Search code examples
python-3.xregexnlp

Regular expression to recognize digits written as words in Python?


It is easy to recognize numbers as digits or integers from the text but not when numbers are written as words in natural language text.

For recognizing the digits using ReGeX one can just the following regular expression.

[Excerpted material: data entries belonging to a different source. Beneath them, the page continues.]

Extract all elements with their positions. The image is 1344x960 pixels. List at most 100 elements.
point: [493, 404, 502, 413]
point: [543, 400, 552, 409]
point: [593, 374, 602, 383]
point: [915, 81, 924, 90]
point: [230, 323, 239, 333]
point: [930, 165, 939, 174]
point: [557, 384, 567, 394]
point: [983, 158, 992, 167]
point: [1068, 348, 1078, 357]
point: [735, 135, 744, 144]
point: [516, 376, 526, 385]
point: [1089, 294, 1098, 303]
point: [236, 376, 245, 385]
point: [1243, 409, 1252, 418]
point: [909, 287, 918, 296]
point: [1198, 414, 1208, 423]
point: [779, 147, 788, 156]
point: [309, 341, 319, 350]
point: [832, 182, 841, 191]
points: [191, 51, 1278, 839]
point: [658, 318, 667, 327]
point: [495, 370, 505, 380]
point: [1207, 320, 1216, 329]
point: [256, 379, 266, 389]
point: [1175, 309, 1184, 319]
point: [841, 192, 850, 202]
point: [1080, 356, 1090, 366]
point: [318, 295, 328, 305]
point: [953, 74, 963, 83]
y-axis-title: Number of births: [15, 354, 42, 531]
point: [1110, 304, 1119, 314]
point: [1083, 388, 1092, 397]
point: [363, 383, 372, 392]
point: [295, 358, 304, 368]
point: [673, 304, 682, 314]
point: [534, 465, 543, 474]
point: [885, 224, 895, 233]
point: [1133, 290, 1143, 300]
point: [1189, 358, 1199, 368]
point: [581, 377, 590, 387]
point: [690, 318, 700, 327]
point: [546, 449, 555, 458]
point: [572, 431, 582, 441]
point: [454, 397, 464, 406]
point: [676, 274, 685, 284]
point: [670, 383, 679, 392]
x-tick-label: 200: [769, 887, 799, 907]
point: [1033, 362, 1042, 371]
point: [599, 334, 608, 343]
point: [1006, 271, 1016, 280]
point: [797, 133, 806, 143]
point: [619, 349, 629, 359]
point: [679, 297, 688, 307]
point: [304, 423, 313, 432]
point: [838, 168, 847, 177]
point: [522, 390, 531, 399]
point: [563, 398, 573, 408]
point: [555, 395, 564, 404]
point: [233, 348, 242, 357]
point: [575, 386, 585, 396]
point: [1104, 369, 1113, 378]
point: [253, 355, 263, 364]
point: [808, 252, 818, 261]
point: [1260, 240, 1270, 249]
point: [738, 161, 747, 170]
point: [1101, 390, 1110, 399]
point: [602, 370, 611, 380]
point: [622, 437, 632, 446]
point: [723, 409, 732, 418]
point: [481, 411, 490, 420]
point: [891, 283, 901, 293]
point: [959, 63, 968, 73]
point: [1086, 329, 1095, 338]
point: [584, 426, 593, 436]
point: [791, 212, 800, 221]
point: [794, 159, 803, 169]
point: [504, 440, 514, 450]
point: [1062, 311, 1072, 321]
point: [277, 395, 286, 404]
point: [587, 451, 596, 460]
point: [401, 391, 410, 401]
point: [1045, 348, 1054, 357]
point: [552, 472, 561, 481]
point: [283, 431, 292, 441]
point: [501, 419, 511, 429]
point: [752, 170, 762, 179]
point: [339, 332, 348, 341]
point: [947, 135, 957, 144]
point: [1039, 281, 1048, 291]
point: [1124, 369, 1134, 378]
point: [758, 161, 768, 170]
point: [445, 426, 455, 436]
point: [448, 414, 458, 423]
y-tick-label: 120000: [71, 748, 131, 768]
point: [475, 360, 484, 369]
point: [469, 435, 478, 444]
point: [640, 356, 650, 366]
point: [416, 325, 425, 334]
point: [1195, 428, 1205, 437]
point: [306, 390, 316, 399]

digits_recognize = r'[0-9]+'

How can one develop a pattern to recognize digits written as numbers?


Solution

  • The following solution is applicable only to the versions after Python 3.6.

    one_to_9 = '((f(ive|our)|s(even|ix)|[tT](hree|wo)|(ni|o)ne|eight))'
    
    ten_to_19 = '((([sS](even|ix)|[fF](our|if)|[nN]ine)[tT][eE]|[eE](ighte|lev))en|[tT]((hirte)?en|welve))'
    
    two_digit_prefix = '((s(even|ix)|[tT](hir|wen)|f(if|or)|eigh|nine)ty)'
    
    one_to_99 = fr'({two_digit_prefix}([- ]{one_to_9})?|{ten_to_19}|{one_to_9})' 
    
    one_to_999 = fr'({one_to_9}[ ]hundred([ ](and[ ])?{one_to_99})?|{one_to_99})'
    
    compiled_pattern = re.compile(one_to_999)
    

    The answer is adapted from here.